Trying to look like I knew what I was doing in elementary school was also a challenge. I thought I wasn’t stupid, but, by school standards apparently I was. I couldn’t figure out why everyone else knew what was going on. I could read words, but, I couldn’t make sense of them. It felt as though I had a perpetual cloud over my head……and let’s face it school can be f*#king boring, so, daydreaming became a full time sport…….since I wasn’t catching on in the classroom, at least, I could enjoy a movie in my head.
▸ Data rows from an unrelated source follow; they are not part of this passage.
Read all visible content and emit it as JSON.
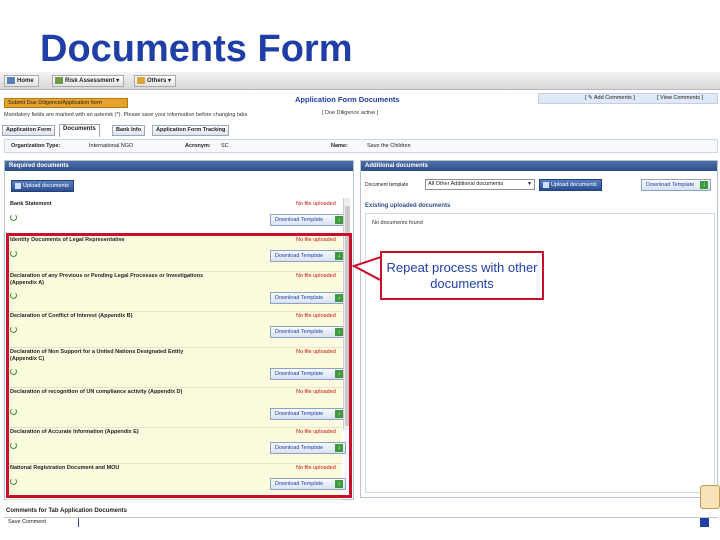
{
  "slide": {
    "title": "Documents Form"
  },
  "nav": {
    "home": "Home",
    "risk": "Risk Assessment ▾",
    "others": "Others ▾"
  },
  "header": {
    "submit_button": "Submit Due Diligence/Application form",
    "note": "Mandatory fields are marked with an asterisk (*). Please save your information before changing tabs",
    "title": "Application Form Documents",
    "status": "[ Due Diligence active ]",
    "add_comments": "[ ✎ Add Comments ]",
    "view_comments": "[ View Comments ]"
  },
  "tabs": [
    {
      "label": "Application Form"
    },
    {
      "label": "Documents"
    },
    {
      "label": "Bank Info"
    },
    {
      "label": "Application Form Tracking"
    }
  ],
  "org": {
    "type_label": "Organization Type:",
    "type_value": "International NGO",
    "acronym_label": "Acronym:",
    "acronym_value": "SC",
    "name_label": "Name:",
    "name_value": "Save the Children"
  },
  "required": {
    "heading": "Required documents",
    "upload_label": "Upload documents",
    "download_label": "Download Template",
    "status_text": "No file uploaded",
    "documents": [
      {
        "name": "Bank Statement"
      },
      {
        "name": "Identity Documents of Legal Representative"
      },
      {
        "name": "Declaration of any Previous or Pending Legal Processes or Investigations (Appendix A)"
      },
      {
        "name": "Declaration of Conflict of Interest (Appendix B)"
      },
      {
        "name": "Declaration of Non Support for a United Nations Designated Entity (Appendix C)"
      },
      {
        "name": "Declaration of recognition of UN compliance activity (Appendix D)"
      },
      {
        "name": "Declaration of Accurate Information (Appendix E)"
      },
      {
        "name": "National Registration Document and MOU"
      }
    ]
  },
  "additional": {
    "heading": "Additional documents",
    "select_label": "Document template",
    "select_value": "All Other Additional documents",
    "upload_label": "Upload documents",
    "download_label": "Download Template",
    "existing_heading": "Existing uploaded documents",
    "no_docs": "No documents found"
  },
  "callout": {
    "text": "Repeat process with other documents"
  },
  "comments": {
    "heading": "Comments for Tab Application Documents",
    "save_label": "Save Comment"
  },
  "colors": {
    "title_blue": "#1f3fa6",
    "highlight_red": "#c8102e",
    "status_red": "#cc1111",
    "panel_blue": "#2e4f86",
    "row_yellow": "#fdfbdd"
  }
}
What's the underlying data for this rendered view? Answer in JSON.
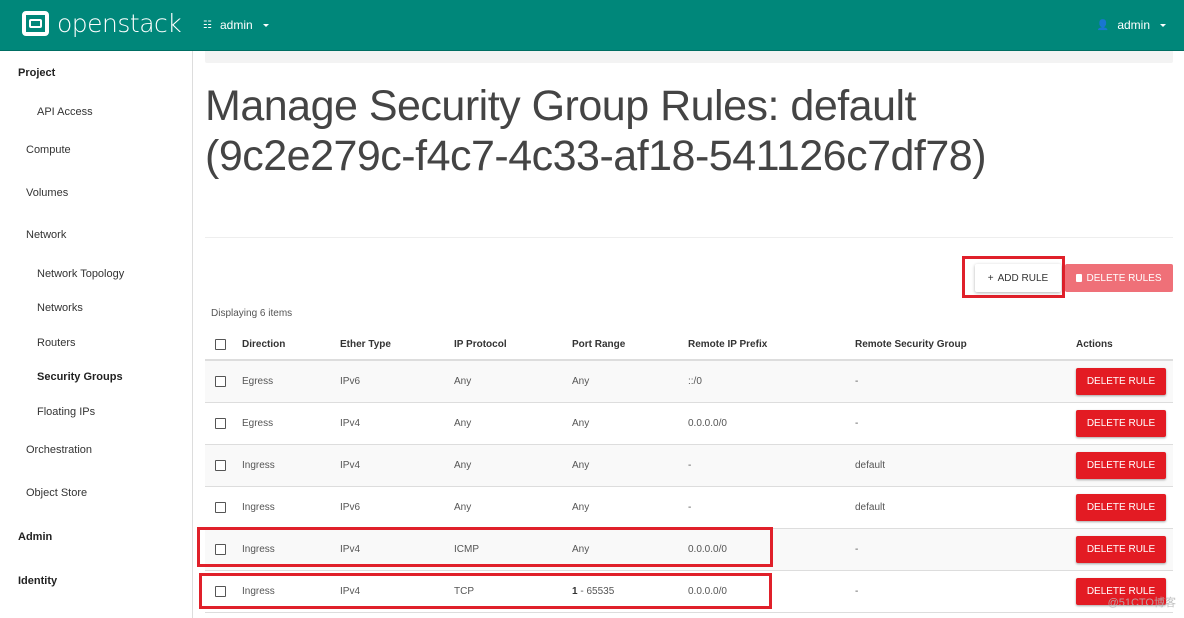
{
  "header": {
    "brand": "openstack",
    "project_menu": {
      "icon": "list-icon",
      "label": "admin"
    },
    "user_menu": {
      "icon": "user-icon",
      "label": "admin"
    }
  },
  "sidebar": {
    "items": [
      {
        "label": "Project",
        "level": 1
      },
      {
        "label": "API Access",
        "level": 3
      },
      {
        "label": "Compute",
        "level": 2
      },
      {
        "label": "Volumes",
        "level": 2
      },
      {
        "label": "Network",
        "level": 2
      },
      {
        "label": "Network Topology",
        "level": 3
      },
      {
        "label": "Networks",
        "level": 3
      },
      {
        "label": "Routers",
        "level": 3
      },
      {
        "label": "Security Groups",
        "level": 3,
        "active": true
      },
      {
        "label": "Floating IPs",
        "level": 3
      },
      {
        "label": "Orchestration",
        "level": 2
      },
      {
        "label": "Object Store",
        "level": 2
      },
      {
        "label": "Admin",
        "level": 1
      },
      {
        "label": "Identity",
        "level": 1
      }
    ]
  },
  "main": {
    "title": "Manage Security Group Rules: default (9c2e279c-f4c7-4c33-af18-541126c7df78)",
    "add_rule_label": "ADD RULE",
    "add_rule_icon": "plus-icon",
    "delete_rules_label": "DELETE RULES",
    "delete_rules_icon": "trash-icon",
    "count_text": "Displaying 6 items",
    "table": {
      "columns": [
        "Direction",
        "Ether Type",
        "IP Protocol",
        "Port Range",
        "Remote IP Prefix",
        "Remote Security Group",
        "Actions"
      ],
      "rows": [
        {
          "direction": "Egress",
          "ether_type": "IPv6",
          "ip_protocol": "Any",
          "port_range": "Any",
          "remote_ip_prefix": "::/0",
          "remote_security_group": "-",
          "action": "DELETE RULE"
        },
        {
          "direction": "Egress",
          "ether_type": "IPv4",
          "ip_protocol": "Any",
          "port_range": "Any",
          "remote_ip_prefix": "0.0.0.0/0",
          "remote_security_group": "-",
          "action": "DELETE RULE"
        },
        {
          "direction": "Ingress",
          "ether_type": "IPv4",
          "ip_protocol": "Any",
          "port_range": "Any",
          "remote_ip_prefix": "-",
          "remote_security_group": "default",
          "action": "DELETE RULE"
        },
        {
          "direction": "Ingress",
          "ether_type": "IPv6",
          "ip_protocol": "Any",
          "port_range": "Any",
          "remote_ip_prefix": "-",
          "remote_security_group": "default",
          "action": "DELETE RULE"
        },
        {
          "direction": "Ingress",
          "ether_type": "IPv4",
          "ip_protocol": "ICMP",
          "port_range": "Any",
          "remote_ip_prefix": "0.0.0.0/0",
          "remote_security_group": "-",
          "action": "DELETE RULE"
        },
        {
          "direction": "Ingress",
          "ether_type": "IPv4",
          "ip_protocol": "TCP",
          "port_range": "1 - 65535",
          "remote_ip_prefix": "0.0.0.0/0",
          "remote_security_group": "-",
          "action": "DELETE RULE"
        }
      ]
    }
  },
  "annotations": {
    "highlight_color": "#e0202a"
  },
  "watermark": "@51CTO博客"
}
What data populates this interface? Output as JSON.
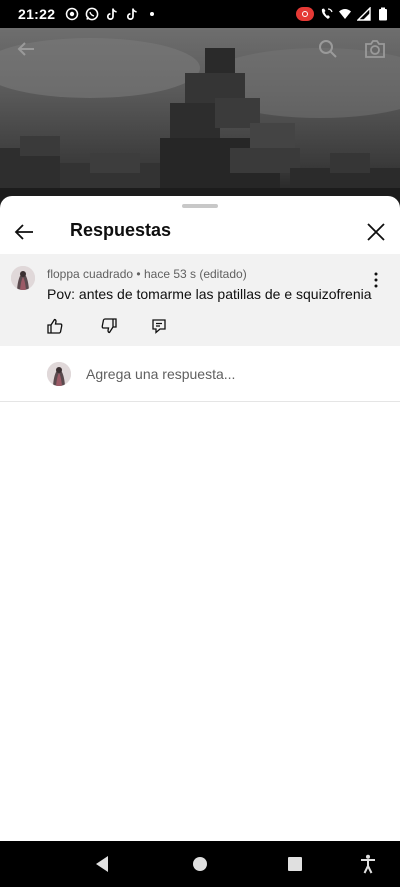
{
  "status_bar": {
    "time": "21:22",
    "left_icons": [
      "screen-record-icon",
      "whatsapp-icon",
      "tiktok-icon",
      "tiktok-icon",
      "dot-icon"
    ],
    "right_icons": [
      "recording-badge-icon",
      "wifi-call-icon",
      "wifi-icon",
      "signal-icon",
      "battery-icon"
    ]
  },
  "video": {
    "back_icon": "arrow-left-icon",
    "search_icon": "search-icon",
    "camera_icon": "camera-icon"
  },
  "sheet": {
    "title": "Respuestas",
    "back_icon": "arrow-left-icon",
    "close_icon": "close-icon"
  },
  "comment": {
    "author": "floppa cuadrado",
    "meta_separator": "•",
    "time": "hace 53 s (editado)",
    "text": "Pov: antes de tomarme las patillas de e squizofrenia",
    "actions": [
      "like-icon",
      "dislike-icon",
      "reply-icon"
    ]
  },
  "reply": {
    "placeholder": "Agrega una respuesta..."
  },
  "nav_bar": {
    "buttons": [
      "back-triangle-icon",
      "home-circle-icon",
      "recents-square-icon",
      "accessibility-icon"
    ]
  },
  "colors": {
    "sheet_bg": "#ffffff",
    "comment_bg": "#f2f2f2",
    "text_primary": "#0f0f0f",
    "text_secondary": "#606060",
    "status_bar_bg": "#000000",
    "record_badge": "#e53935"
  }
}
In first grade my teacher asked me if I couldn’t read because the boys next to me were too distracting and I said “oh yes!” A first lie of many……funny how a seat change didn’t bring Dick, Jane and Sally more to life…..didn’t they have a dog? I can remember the pictures……that’s something anyway…..
In second grade my teacher made summer school sound like the lottery…..as if I was chosen. I do sort of remember liking it because I really liked my teacher. Unfortunately it bit me in the ass when I repeated 4th grade and that same teacher taught at the new school I went to (my parents switched me into a new school so no one would know I was…….ummmm challenged) But, she taught a different grade…..so I thought if I kept my head down maybe she wouldn’t notice me.
But she did notice me and word leaked out it was from “summer school.” Rumors flew! Other children asked me if I was stupid. What I didn’t know was that I was about to have a life changing year….yes, in 4th grade……
My teacher, Miss Kohler, 24 years old…..took me aside and whispered in my ear, “I think you are so smart.” You cannot imagine the power in those words.